Record breaking temperatures. Very low humidity. Two years in a row of drought conditions. It is hot and dry here, so this was bound to happen.
We first saw the fire on Saturday, June 23. We were coming home and as soon as we turned toward the mountains we could see smoke. It was noon. We could tell that the fire was close to our house, but not dangerously close. We came home and turned on the TV and got what little news there was. My memory fails me here, but at some point we decided to be ready to evacuate. We talked to the children and they decided that what they wanted to save most was their stuffed animals. We packed those up, as well as all the summer clothes we had in our drawers.
We packed up the car, too. Scrapbooks, luggage, stuffed animals, litter box, cat food, important documents.

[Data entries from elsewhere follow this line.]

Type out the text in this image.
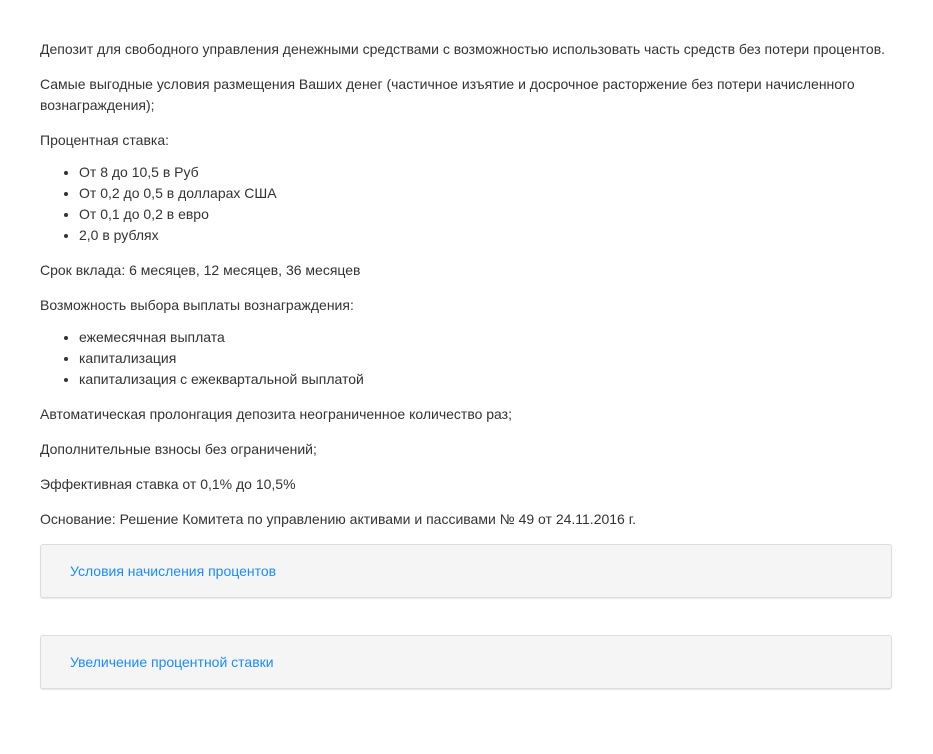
Депозит для свободного управления денежными средствами с возможностью использовать часть средств без потери процентов.

Самые выгодные условия размещения Ваших денег (частичное изъятие и досрочное расторжение без потери начисленного вознаграждения);

Процентная ставка:

• От 8 до 10,5 в Руб
• От 0,2 до 0,5 в долларах США
• От 0,1 до 0,2 в евро
• 2,0 в рублях

Срок вклада: 6 месяцев, 12 месяцев, 36 месяцев

Возможность выбора выплаты вознаграждения:

• ежемесячная выплата
• капитализация
• капитализация с ежеквартальной выплатой

Автоматическая пролонгация депозита неограниченное количество раз;

Дополнительные взносы без ограничений;

Эффективная ставка от 0,1% до 10,5%

Основание: Решение Комитета по управлению активами и пассивами № 49 от 24.11.2016 г.

Условия начисления процентов
Увеличение процентной ставки
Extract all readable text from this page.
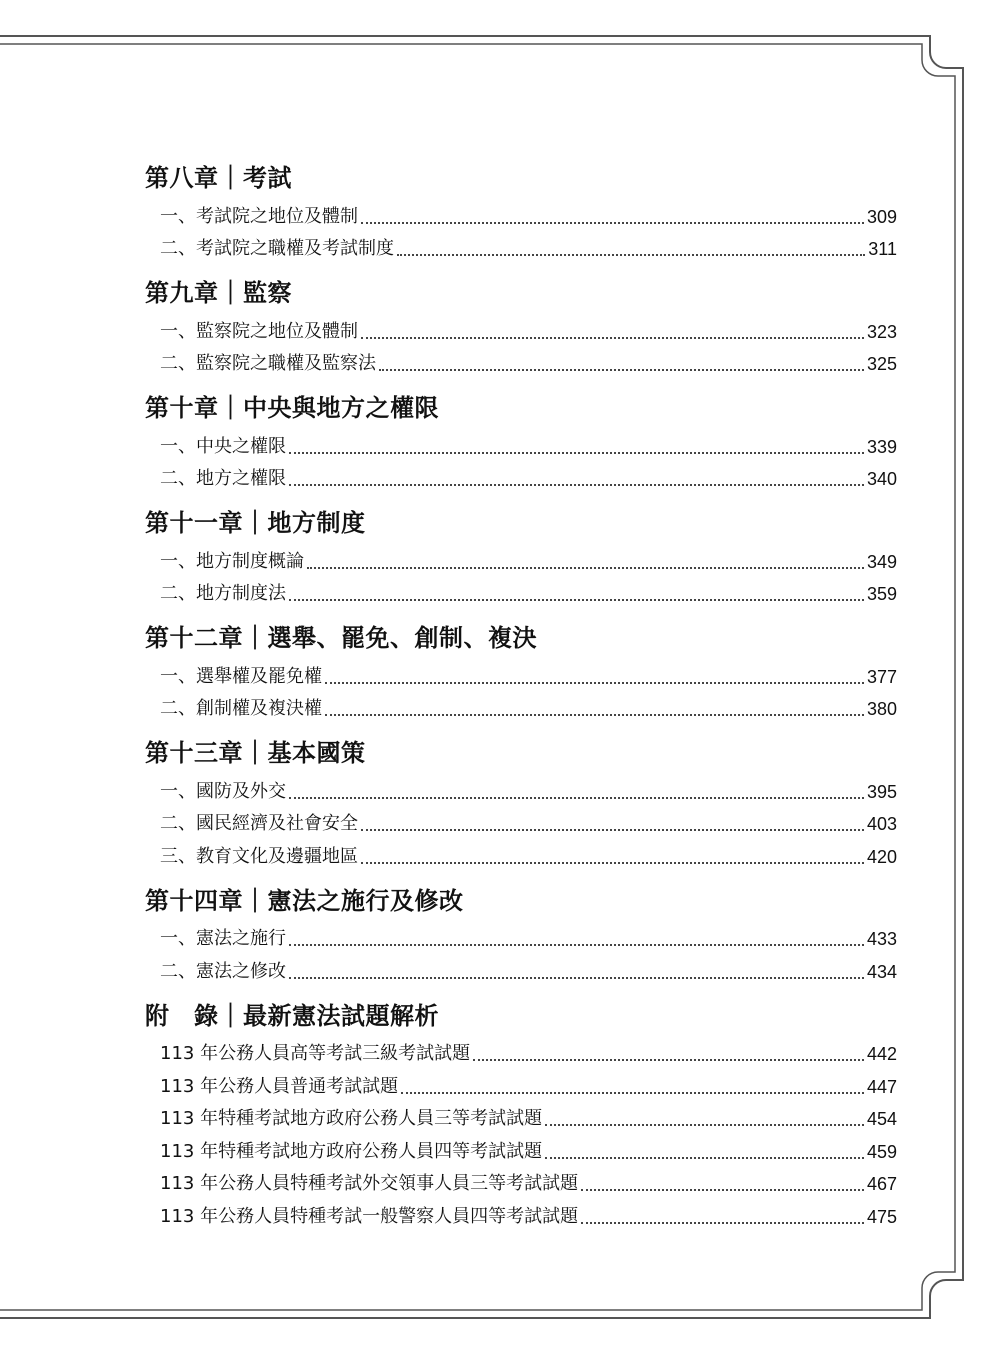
第八章｜考試
一、考試院之地位及體制	309
二、考試院之職權及考試制度	311
第九章｜監察
一、監察院之地位及體制	323
二、監察院之職權及監察法	325
第十章｜中央與地方之權限
一、中央之權限	339
二、地方之權限	340
第十一章｜地方制度
一、地方制度概論	349
二、地方制度法	359
第十二章｜選舉、罷免、創制、複決
一、選舉權及罷免權	377
二、創制權及複決權	380
第十三章｜基本國策
一、國防及外交	395
二、國民經濟及社會安全	403
三、教育文化及邊疆地區	420
第十四章｜憲法之施行及修改
一、憲法之施行	433
二、憲法之修改	434
附　錄｜最新憲法試題解析
113 年公務人員高等考試三級考試試題	442
113 年公務人員普通考試試題	447
113 年特種考試地方政府公務人員三等考試試題	454
113 年特種考試地方政府公務人員四等考試試題	459
113 年公務人員特種考試外交領事人員三等考試試題	467
113 年公務人員特種考試一般警察人員四等考試試題	475
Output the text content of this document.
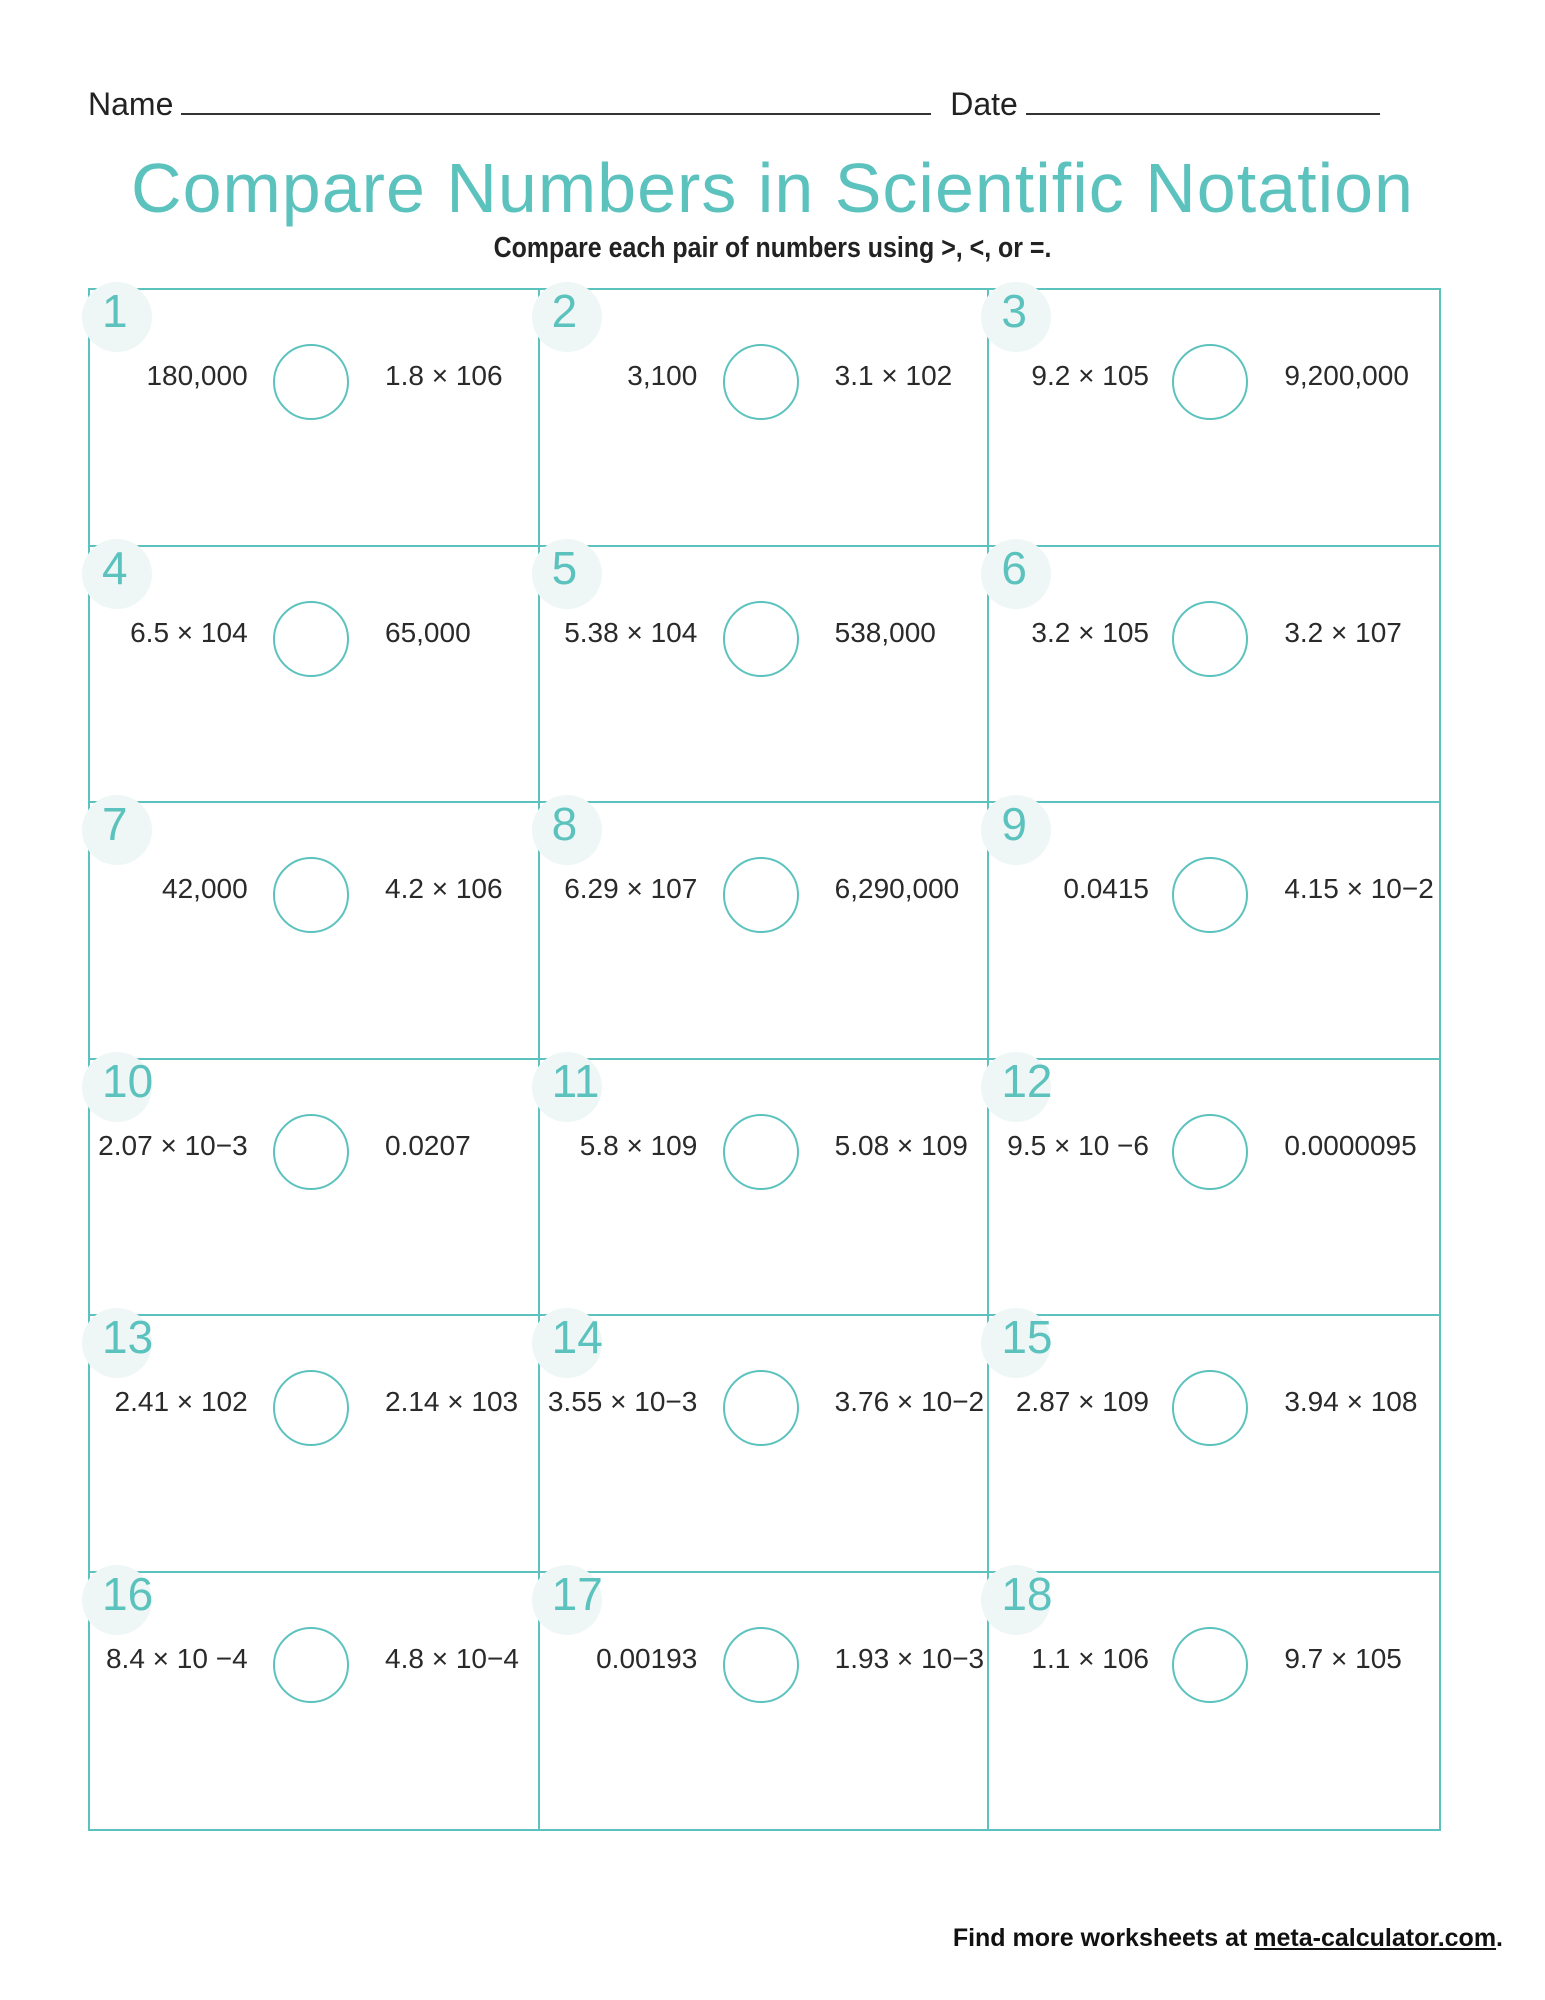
Name	Date
Compare Numbers in Scientific Notation
Compare each pair of numbers using >, <, or =.
1
180,000	1.8 × 106
2
3,100	3.1 × 102
3
9.2 × 105	9,200,000
4
6.5 × 104	65,000
5
5.38 × 104	538,000
6
3.2 × 105	3.2 × 107
7
42,000	4.2 × 106
8
6.29 × 107	6,290,000
9
0.0415	4.15 × 10−2
10
2.07 × 10−3	0.0207
11
5.8 × 109	5.08 × 109
12
9.5 × 10 −6	0.0000095
13
2.41 × 102	2.14 × 103
14
3.55 × 10−3	3.76 × 10−2
15
2.87 × 109	3.94 × 108
16
8.4 × 10 −4	4.8 × 10−4
17
0.00193	1.93 × 10−3
18
1.1 × 106	9.7 × 105
Find more worksheets at meta-calculator.com.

We couldn’t find one of the cats. We continued to monitor the news and we discovered that our area was put into the mandatory evacuation zone. It took us a little while to finish loading up and in that time they made a correction and moved us into voluntary evacuation.
We stayed packed up all weekend, just in case. We watched the news almost all day. On Sunday evening, my husband unpacked the cars.
Monday was uneventful.
Tuesday morning was uneventful.
Pumpkin Girl was at her ballet intensive all day Tuesday. At 2:00 PM the neighborhood to our immediate north was put into pre-evacuation status. For awhile we thought we were, too. A little investigation showed that the evacuation line was about 1/4 of a mile to the north. We decided to prepare anyway. Our plan was to do some laundry, repack the luggage, maybe load the cars again. I left to pick up Pumpkin Girl. While I was waiting for us, a friend in the pre-evac zone called me to tell me she could see flames coming down the mountain and that they were leaving. I called Phil at work and asked him to go home. A few minutes later, Pumpkin Girl’s class was over and I rushed her into the car. It was 4:30 PM.
As soon as we headed West and could see the mountain, we could see flames. It was ugly. The closer we got, the more we could see and I just kept saying, “oh dear God,” over and over. It is a miracle I made it home ok, because I was in a daze, trying not to freak out.
Driving down our street, we could see many of our neighbors loading their cars. Others were standing in the street, watching the flames come down the hill. This hill –
Phil was already home and loading his car. The cats had been rounded up into Pumpkin Girl’s room. What happened after that is a blur. We gathered up last minute things, got the cats in their travel boxes, loaded up the children. I looked around the living room one more time, just in case. We got in the cars and left. I said goodbye to our house as I pulled away. It was just before 6 PM.
We encountered some traffic, but not a lot. We had already lined up a place to go – the home of a friend. We just drove and listened to the news. We heard that the firemen needed to fall back. We heard that the nursing home for retired nuns at our church needed help evacuating. We heard that behind us, the traffic was backing up. We reached our destination around 6:15. We waited.
Quite honestly, we weren’t sure we would ever see our home again. I couldn’t bear to watch the news. I felt helpless. I slept very poorly that night and was awake for good at 5 AM. The morning briefing gave us hope because the damage seemed to be confined to just a few subdivisions.
Over the next few days we watched the news and studied the perimeter maps. We could tell that the fire had not reached our immediate area, so we were cautiously optimistic. The pictures we saw of the neighborhoods burning showed a different style of house than those of our neighborhood. Soon, specific streets were named and they were not ones we knew.
Later, as I studied the maps more, I realized that I was familiar with the Mountain Shadows sub-division. Bip practiced soccer at the elementary school there last year. I remember sitting there, looking at the houses across the street. They have a nice view of Pikes Peak. It’s a nice little neighborhood. Most of those homes are gone now. So are the homes that lined the street we drove to get to practice. I remember one home with a giant slide going from the deck to the backyard. It always made me smile.
On Thursday a list of the effected streets was published. Our street was not on it. We relaxed for the first time.
Thursday morning brought a list of evacuations that were lifted. We were not on it. News that the fire had not grown was welcome news.
Friday morning came and went with no new evacuations being lifted. Late Friday afternoon came an announcement that a new briefing would occur at 8 PM to discuss the evacuations. We sat and watched. I tried to brace myself for another disappointment. The briefing was a bit awkward and disjointed and they never named our neighborhood specifically, but we could tell from the other street names that we could indeed go home.
So we packed up quickly – the scrapbooks, luggage, stuffed animals, litter box, cat food, and important documents, not to mention the cats in their travel boxes. We were home by 9:30 PM. I was practically in tears, that last mile up the hill to our home. A group of neighbors was standing outside, waving and cheering each car that drove by. I rolled down my window to wave back at them. After we unloaded the car we also stayed outside for a while, waving at the cars going by. I wanted to hug each and every one.
Today is Saturday, June 30, 2012 and we woke up in our own beds. It is the third anniversary of the day we closed on our house. It is good to be home.